When people think about application security in a large organization, big tech companies like Adobe, Cisco, Microsoft, and HPE often come to mind. These companies appear to have cracked the code on how to add security to the software development lifecycle (SDLC). They incorporate secure SDLC (S-SDLC), a series of steps and activities designed to eliminate as many threats and vulnerabilities from a product or application as possible prior to shipment or deployment. And they are vocal about their security programs, providing relevant details about security processes on their websites.
When it comes to healthcare and financial services companies, however, a lack of information might lead you to conclude that these sectors don't have a robust S-SDLC. But if you jumped to that conclusion, you'd be dead wrong.
There is an important distinction between tech and healthcare and financial companies, however. For a technology company, the product it's trying to secure is the primary thing it sells. For healthcare and financial organizations, technology plays a supporting role in their businesses, but their security need is more focused on the data that is captured in the delivery of their non-technology services—helping make people well and handling money transactions.
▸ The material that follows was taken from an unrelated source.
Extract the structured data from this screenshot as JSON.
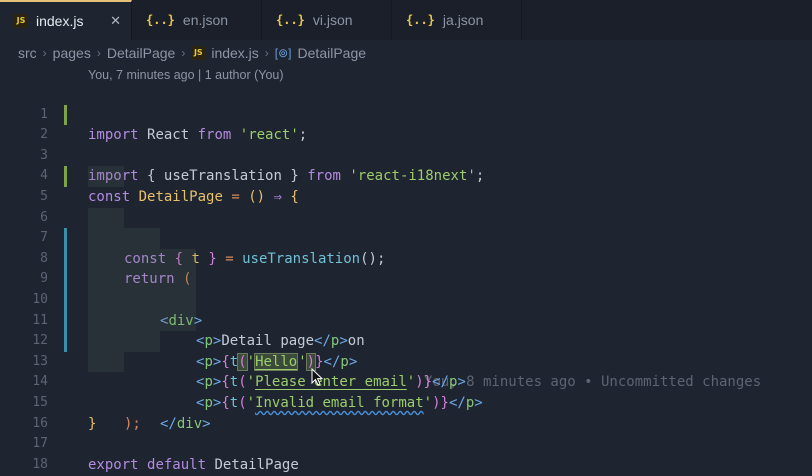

While some healthcare and financial companies are improving their practices and opening up in the constructive ways that tech sector companies have been doing, the majority of them could still benefit from being more transparent about their practices to prove that they don’t just do the bare minimum to meet regulations. What follows is my in-depth review of the specific security practices I’ve seen in these two industries over the past several years, and seven elements that should be included in the S-SDLC regardless of industry.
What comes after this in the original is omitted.